Sense and Sensibility
In case you missed it Nancy Nall dropped by and posted a very gracious comment to (Oh I don't care if you're sick of the subject) the long post on editing. Leaving out the embarrassingly kind bits I don't know what else to do but promote her comment up here because it's neat to be disagreed with so nicely. This is called "making more of an effort, however slowly" which, come to think of it, might serve as the the theme of my life. I'll try to be brief in my response.
You're right to point out Kamiya's take is definitely that of a media professional (although I'm not sure what ypu mean by "hive mind"). It certainly speaks to the kind of editing you get in newspapers and magazines -- if you're lucky. He's absolutely right that the best editors improve a piece, that they're the treasured "first reader" every writer longs for, the fresh set of eyes that can see where you've gone wrong and where you need to refocus. He doesn't really talk about how rare these folks are, how staff cutbacks and corporate nut-cutting and other constraints have rinsed most of the great editors right out of the business, and shooed the rest off to conference rooms, where they sit in meetings all day contemplating suicide.

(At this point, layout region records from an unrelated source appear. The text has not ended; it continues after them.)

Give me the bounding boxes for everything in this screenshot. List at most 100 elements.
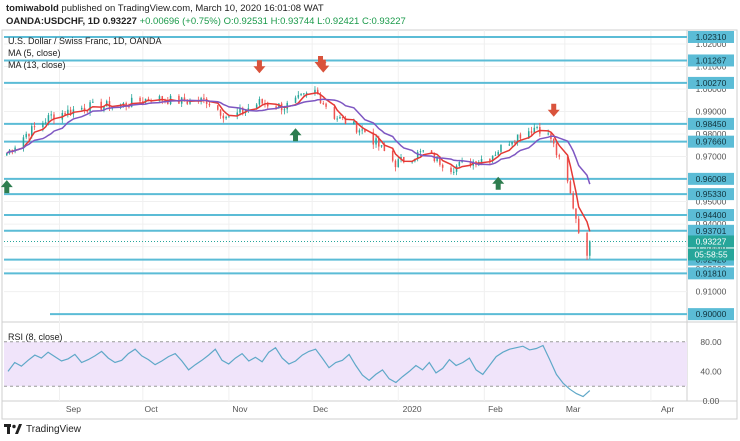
level-price-label: 1.00270 (696, 78, 727, 88)
price-tick-label: 0.98000 (696, 129, 727, 139)
rsi-tick-label: 80.00 (700, 337, 722, 347)
chart-title: U.S. Dollar / Swiss Franc, 1D, OANDA (8, 36, 162, 46)
candle (266, 104, 269, 107)
candle (130, 97, 133, 107)
candle (69, 109, 72, 115)
symbol-label: OANDA:USDCHF, 1D (6, 16, 100, 27)
level-price-label: 0.96008 (696, 174, 727, 184)
candle (491, 155, 494, 161)
candle (236, 112, 238, 117)
author[interactable]: tomiwabold (6, 3, 59, 14)
candle (552, 139, 555, 144)
candle (80, 107, 83, 110)
ma13-line (6, 98, 591, 185)
candle (391, 150, 394, 161)
candle (344, 117, 347, 125)
current-price-label: 0.93227 (696, 236, 727, 246)
candle (261, 99, 263, 104)
candle (50, 114, 52, 116)
price-tick-label: 0.95000 (696, 197, 727, 207)
rsi-band (4, 341, 687, 387)
ohlc-low: L:0.92421 (317, 16, 360, 27)
candle (589, 241, 591, 256)
current-price-box (688, 235, 734, 248)
rsi-title[interactable]: RSI (8, close) (8, 332, 63, 342)
candle (297, 95, 300, 98)
sell-arrow-icon (547, 103, 560, 117)
candle (258, 99, 261, 105)
candle (222, 115, 225, 119)
candle (394, 160, 397, 168)
ohlc-close: C:0.93227 (361, 16, 406, 27)
candle (419, 151, 422, 153)
rsi-tick-label: 40.00 (700, 366, 722, 376)
level-price-label: 1.02310 (696, 32, 727, 42)
candle (208, 103, 211, 106)
level-price-box (688, 267, 734, 280)
level-price-box (688, 224, 734, 237)
time-tick-label: 2020 (403, 404, 422, 414)
buy-arrow-icon (289, 128, 302, 142)
candle (469, 161, 472, 166)
candle (303, 93, 305, 95)
level-price-label: 0.93701 (696, 226, 727, 236)
candle (527, 131, 530, 139)
candle (439, 156, 441, 165)
level-price-box (688, 76, 734, 89)
candle (217, 105, 219, 110)
candle (67, 109, 69, 115)
candle (566, 156, 569, 182)
level-price-label: 0.94400 (696, 210, 727, 220)
candle (283, 109, 286, 111)
level-price-box (688, 54, 734, 67)
chart-frame (1, 29, 738, 420)
candle (508, 144, 511, 146)
price-tick-label: 1.00000 (696, 84, 727, 94)
candle (14, 147, 16, 152)
price-chart[interactable]: 1.02000 1.01000 1.00000 0.99000 0.98000 0.970… (0, 0, 740, 420)
candle (11, 149, 14, 152)
candle (355, 121, 358, 133)
candle (167, 101, 169, 105)
candle (322, 103, 325, 105)
level-price-box (688, 172, 734, 185)
candle (158, 96, 161, 102)
candle (558, 155, 561, 157)
footer-brand[interactable]: TradingView (26, 424, 82, 435)
candle (228, 116, 230, 118)
candle (139, 97, 141, 102)
ohlc-open: O:0.92531 (223, 16, 268, 27)
candle (314, 89, 316, 94)
legend-ma5[interactable]: MA (5, close) (8, 48, 61, 58)
candle (83, 107, 86, 111)
candle (450, 167, 452, 173)
candle (514, 141, 516, 143)
candle (122, 103, 125, 105)
candle (575, 208, 577, 219)
candle (239, 107, 241, 113)
candle (441, 164, 444, 168)
candle (125, 103, 127, 107)
candle (294, 97, 297, 103)
ma5-line (6, 92, 591, 232)
legend-ma13[interactable]: MA (13, close) (8, 60, 66, 70)
candle (247, 108, 250, 111)
price-tick-label: 0.97000 (696, 152, 727, 162)
candle (103, 106, 105, 110)
candle (489, 159, 491, 161)
time-tick-label: Oct (145, 404, 159, 414)
time-tick-label: Feb (488, 404, 503, 414)
candle (186, 101, 189, 104)
candle (333, 106, 336, 119)
tradingview-logo-icon (4, 424, 22, 434)
candle (403, 157, 405, 163)
time-tick-label: Nov (232, 404, 248, 414)
candle (372, 132, 375, 145)
level-price-box (688, 30, 734, 43)
candle (378, 138, 380, 147)
candle (516, 134, 519, 143)
level-price-box (688, 308, 734, 321)
candle (28, 133, 30, 137)
buy-arrow-icon (492, 176, 505, 190)
time-tick-label: Apr (661, 404, 674, 414)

If I were to write this again I'd say that the "hive mind" (mean metaphor, yes, I know) is not an exclusive characteristic of media professionals. I think all professions have a sort of "collective voice" that is as it were its public idiom, and to my mind it isn't the voice of any single individual. Individuals become competent in writing it, but when they write as themselves they sound more like, well, more like you, to be blunt. And I find that more interesting. I read that whole piece and I couldn't tell you what Gary K. really cares about. But I read one paragraph of yours and I feel ready to trust in your power to observe, describe, reflect. I suspect that whatever writing you do on the job also sounds like it's written by a human, even granting the constraints of the style you have to work with. Your own post shows that professionalism is not incompatible with vividness, clarity, originality of voice, actual good judgment, purity of language.
I suspect your enmity is over his dismissive remarks about bloggers, and I think you're taking offense where none is intended. We both know the majority of blogging is dreck; what he doesn't say (but certainly knows, as well) is that the same can be said of editor-approved, published prose as well.

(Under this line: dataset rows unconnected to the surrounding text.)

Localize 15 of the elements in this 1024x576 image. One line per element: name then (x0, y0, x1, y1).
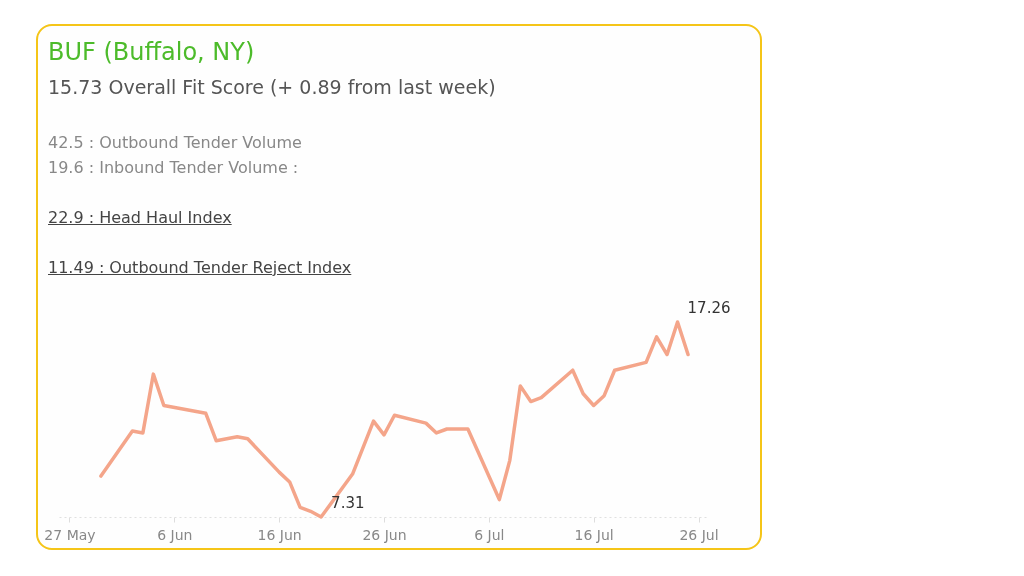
text: 19.6 : Inbound Tender Volume : (48, 157, 300, 179)
x-tick-label: 6 Jun (157, 526, 193, 543)
x-tick-label: 27 May (44, 526, 96, 543)
text: 22.9 : Head Haul Index (48, 207, 233, 229)
text: 42.5 : Outbound Tender Volume (48, 132, 303, 154)
chart-title: BUF (Buffalo, NY) (48, 38, 255, 66)
chart-subtitle: 15.73 Overall Fit Score (+ 0.89 from last week) (48, 76, 496, 98)
data-label: 17.26 (687, 299, 731, 317)
x-tick-label: 16 Jun (257, 526, 302, 543)
text: 11.49 : Outbound Tender Reject Index (48, 257, 352, 279)
x-tick-label: 16 Jul (574, 526, 614, 543)
x-tick-label: 26 Jul (679, 526, 719, 543)
x-tick-label: 26 Jun (362, 526, 407, 543)
data-label: 7.31 (331, 494, 365, 512)
x-tick-label: 6 Jul (474, 526, 505, 543)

Oh, I feel so -- busted! Condescension puts my back up fearfully, I must admit, and this doesn't seem to be abating with age. I suspect it's getting worse. And when I imagine being lectured by someone about "learning to be edited" it gives me the pip. You might say, "Well, he isn't speaking that way to me personally," and of course that's true, but I don't believe anyone wants to be spoken to in that tone of voice. I am sure he thinks it's kind; certainly everyone who has ever ventured to talk to me in that way has been kind in their intent. But somehow I always experience it as impertinence. I'm not confident he's aware of the tone of this voice.
I'll tell you this: I spent 25 years in newspapers and only rarely worked with good editors, "good" defined as "those who can improve a piece with their suggestions, changes and additions." And I do mean rare -- I could probably count them on one hand. Many fell into the category of "good enough," in the sense that they could trim or add without screwing a story up. And the trailing edge were the butchers who liked to tinker, or more often, slash, just to show they'd been there, like a dog peeing on a bush.
You are pointing at the real story here. Aside from the hardship and the conditions of uncertainty there's also the loss of institutional memory, because the best ways to learn to be a good editor are (1) to read a lot and (2) learn on the job from a good editor. Another instance of self-inflicted obsolescence in that industry?
So basically I bow to the cooler heads. However -- and I'm not saying this to be pigheaded -- I maintain that there is something wrong with the tone of that piece. You do notice the difference between his writing and yours, don't you? I mean if I wanted to explain in words why I attacked that piece, I could just point to your comment here. The difference is the reason why I read your blog every day, and it's really about bigger issues than style.
Oh, and you are the only person who has ever written interestingly about the "nut graf".